February 23, 2016

The D3 / Vega stack”

D3, written by Michael Bostock, with Vadim Ogievetsky and Jeffrey Heer at the Stanford Vizualization Group (now the University of Washington Interactive Data Lab is a visualization library now widely used as the basis for many of the most powerful online visualizations. According to Heer, it is intentionally designed as a low-level system.

During the early design of D3, we even referred to it as a visualization kernel” rather than a toolkit” or framework.” In addition to custom design, D3 is intended as a supporting layer for higher-level visualization tools.1 — Jeff Heer

There are numerous higher-level (i.e. easier, more conceptual) third-party tools built on top of D3, including pretty sophisticated high-level GUIs like Plot.ly, simpler drag-and-drop editors like Raw and tools leveraging D3 in computing environments like R and Python.

But the creators of D3 have built their own in-house stack” of increasingly higher-level languages and tools, built on D3, known as the Vega” family of tools.

low level: Data Visualization Kernel”

D3 (“Data Driven Documents”) - a JavaScript library for manipulating documents based on data. Users write JavaScript code to produce SVG graphics driven by data.

low-mid level: Visualization Grammar

Vega by the creators of D3 (Interactive Data Lab). A visualization grammar. User language: JSON. User writes a visualization specification” as a JSON file. The Vega renderer draws draws the visualization from the spec in SVG or HTML Canvas in the browser. Online editor: http://vega.github.io/vega-editor/

(You can run Vega locally with Vegaserver)

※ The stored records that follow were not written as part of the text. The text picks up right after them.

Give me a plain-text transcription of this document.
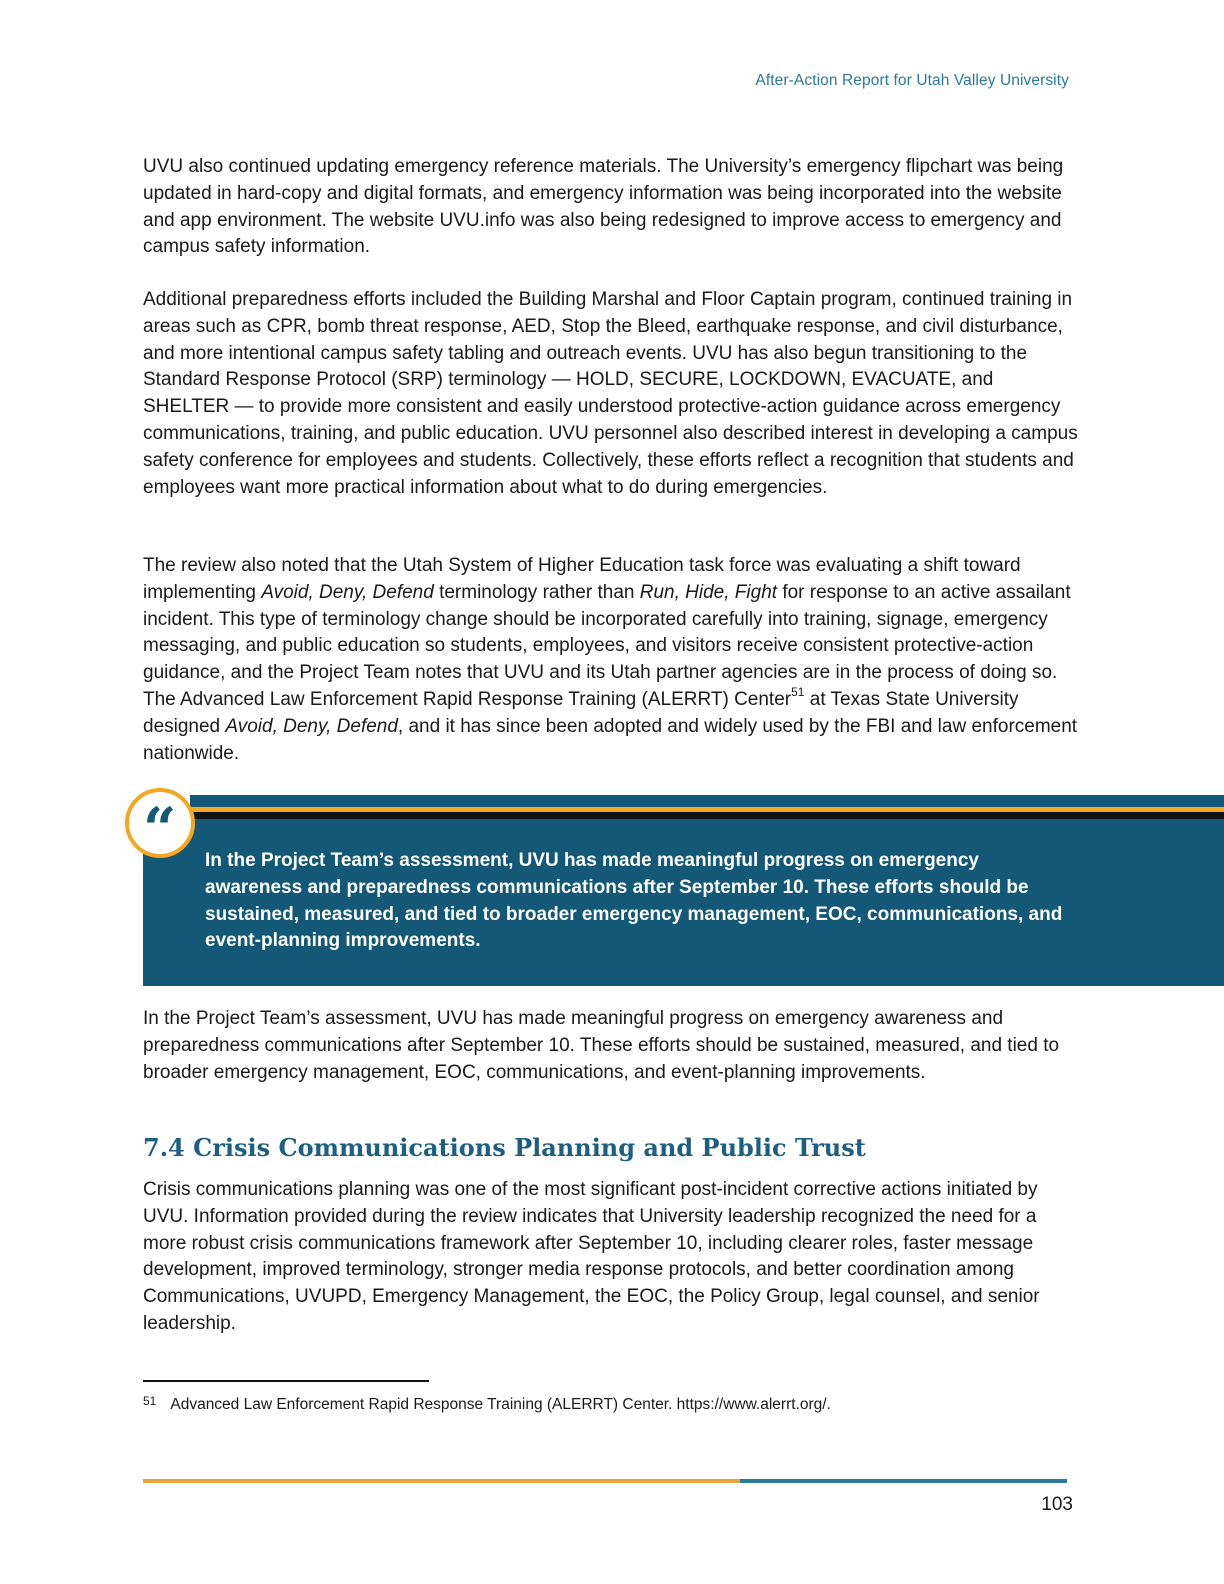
After-Action Report for Utah Valley University

UVU also continued updating emergency reference materials. The University’s emergency flipchart was being updated in hard-copy and digital formats, and emergency information was being incorporated into the website and app environment. The website UVU.info was also being redesigned to improve access to emergency and campus safety information.

Additional preparedness efforts included the Building Marshal and Floor Captain program, continued training in areas such as CPR, bomb threat response, AED, Stop the Bleed, earthquake response, and civil disturbance, and more intentional campus safety tabling and outreach events. UVU has also begun transitioning to the Standard Response Protocol (SRP) terminology — HOLD, SECURE, LOCKDOWN, EVACUATE, and SHELTER — to provide more consistent and easily understood protective-action guidance across emergency communications, training, and public education. UVU personnel also described interest in developing a campus safety conference for employees and students. Collectively, these efforts reflect a recognition that students and employees want more practical information about what to do during emergencies.

The review also noted that the Utah System of Higher Education task force was evaluating a shift toward implementing Avoid, Deny, Defend terminology rather than Run, Hide, Fight for response to an active assailant incident. This type of terminology change should be incorporated carefully into training, signage, emergency messaging, and public education so students, employees, and visitors receive consistent protective-action guidance, and the Project Team notes that UVU and its Utah partner agencies are in the process of doing so. The Advanced Law Enforcement Rapid Response Training (ALERRT) Center$^{51}$ at Texas State University designed Avoid, Deny, Defend, and it has since been adopted and widely used by the FBI and law enforcement nationwide.

In the Project Team’s assessment, UVU has made meaningful progress on emergency awareness and preparedness communications after September 10. These efforts should be sustained, measured, and tied to broader emergency management, EOC, communications, and event-planning improvements.

“

In the Project Team’s assessment, UVU has made meaningful progress on emergency awareness and preparedness communications after September 10. These efforts should be sustained, measured, and tied to broader emergency management, EOC, communications, and event-planning improvements.

7.4 Crisis Communications Planning and Public Trust

Crisis communications planning was one of the most significant post-incident corrective actions initiated by UVU. Information provided during the review indicates that University leadership recognized the need for a more robust crisis communications framework after September 10, including clearer roles, faster message development, improved terminology, stronger media response protocols, and better coordination among Communications, UVUPD, Emergency Management, the EOC, the Policy Group, legal counsel, and senior leadership.

$^{51}$ Advanced Law Enforcement Rapid Response Training (ALERRT) Center. https://www.alerrt.org/.
103
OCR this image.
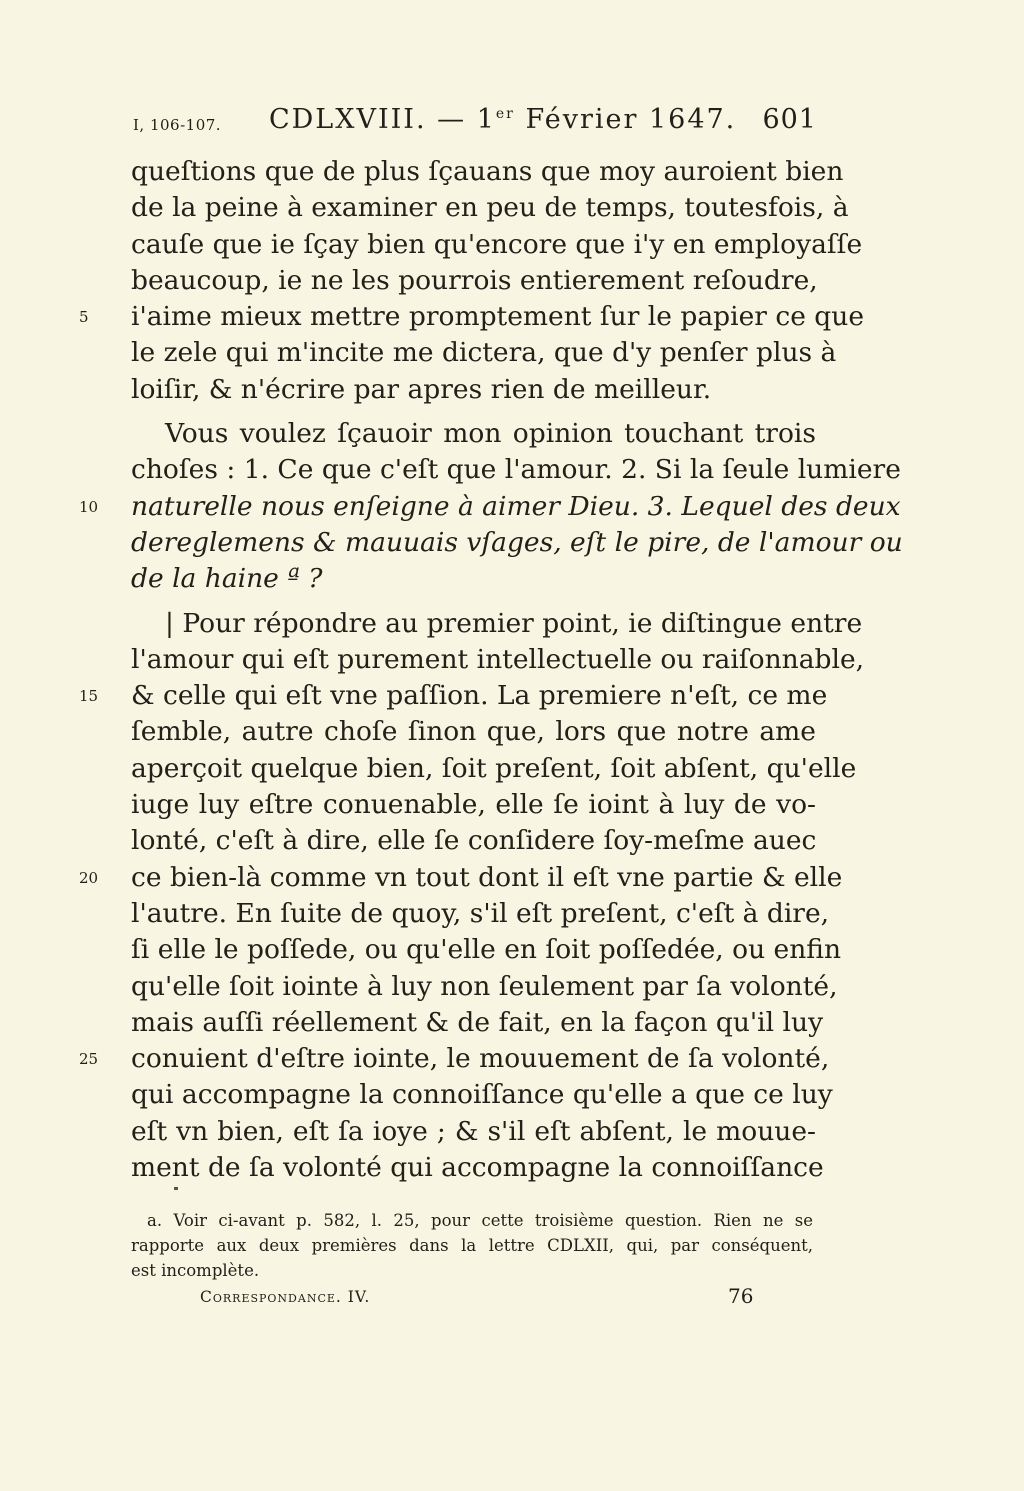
I, 106-107. CDLXVIII. — 1er Février 1647. 601
queſtions que de plus ſçauans que moy auroient bien
de la peine à examiner en peu de temps, toutesfois, à
cauſe que ie ſçay bien qu'encore que i'y en employaſſe
beaucoup, ie ne les pourrois entierement reſoudre,
5	i'aime mieux mettre promptement ſur le papier ce que
le zele qui m'incite me dictera, que d'y penſer plus à
loiſir, & n'écrire par apres rien de meilleur.
Vous voulez ſçauoir mon opinion touchant trois
choſes : 1. Ce que c'eſt que l'amour. 2. Si la ſeule lumiere
10 naturelle nous enſeigne à aimer Dieu. 3. Lequel des deux
dereglemens & mauuais vſages, eſt le pire, de l'amour ou
de la haine ª ?
| Pour répondre au premier point, ie diſtingue entre
l'amour qui eſt purement intellectuelle ou raiſonnable,
15 & celle qui eſt vne paſſion. La premiere n'eſt, ce me
ſemble, autre choſe ſinon que, lors que notre ame
aperçoit quelque bien, ſoit preſent, ſoit abſent, qu'elle
iuge luy eſtre conuenable, elle ſe ioint à luy de vo-
lonté, c'eſt à dire, elle ſe conſidere ſoy-meſme auec
20 ce bien-là comme vn tout dont il eſt vne partie & elle
l'autre. En ſuite de quoy, s'il eſt preſent, c'eſt à dire,
ſi elle le poſſede, ou qu'elle en ſoit poſſedée, ou enfin
qu'elle ſoit iointe à luy non ſeulement par ſa volonté,
mais auſſi réellement & de fait, en la façon qu'il luy
25 conuient d'eſtre iointe, le mouuement de ſa volonté,
qui accompagne la connoiſſance qu'elle a que ce luy
eſt vn bien, eſt ſa ioye ; & s'il eſt abſent, le mouue-
ment de ſa volonté qui accompagne la connoiſſance
a. Voir ci-avant p. 582, l. 25, pour cette troisième question. Rien ne se
rapporte aux deux premières dans la lettre CDLXII, qui, par conséquent,
est incomplète.
Correspondance. IV.	76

mid level: Visual Analysis Grammar

Vega-lite by the creators of D3. This simplified version of Vega serves as a visual analysis grammar. User writes a visualization specification” with minimal styling options as a JSON file. Vega-lite then generates a full Vega spec. Online editor: https://vega.github.io/vega-editor/?mode=vega-lite

High level data exploration (GUI)

Voyager built on top of Vega-lite. This web-based GUI automatically builds a set of recommended visualizations from your dataset. Use Voyager to explore your data and possible visualizations.

Pole✭ (Polestar) built on top of Vega-lite. Web-based Drag-and-drop GUI for quickly building visualizations from your dataset. Online editor: http://uwdata.github.io/polestar/#
Compare to Tableau

Full GUIs (no coding)

Lyra A full GUI design environment built on Vega. Currently in Beta, and buggy. Try it here
See also: http://idl.cs.washington.edu/projects/lyra/


State of the Stack

Pole✭ (Polestar), Voyager and Lyra are not yet bug free and ready for prime time, but they represent important pieces of the design stack. Voyager is a visualization recommendation engine that helps organize data exploration, saving loads of time in the process. Polestar is a welcome edition to the list of drag-and-drop visualization builders.

Lyra, in particular, represents an important category of high level design tool that just hasn’t existed yet - a full GUI design environment for data-driven graphics. It still has a long way to go to become the Illustrator of data graphics, but it’s heading in that direction. Once Lyra (or something like it) reaches maturity, then we will see another surge in the prevelance of high quality data visualizations that parallels the surge that the introduction of D3 brought us.

The basis for these advances is Vega, the declarative visualization grammar. Compared to coding in D3, Vega can be learned by non-coders quite easily. No background in JavaScript, or any programming language, is needed. At the same time, Vega is rich enough to be expressive, and not just easy to use.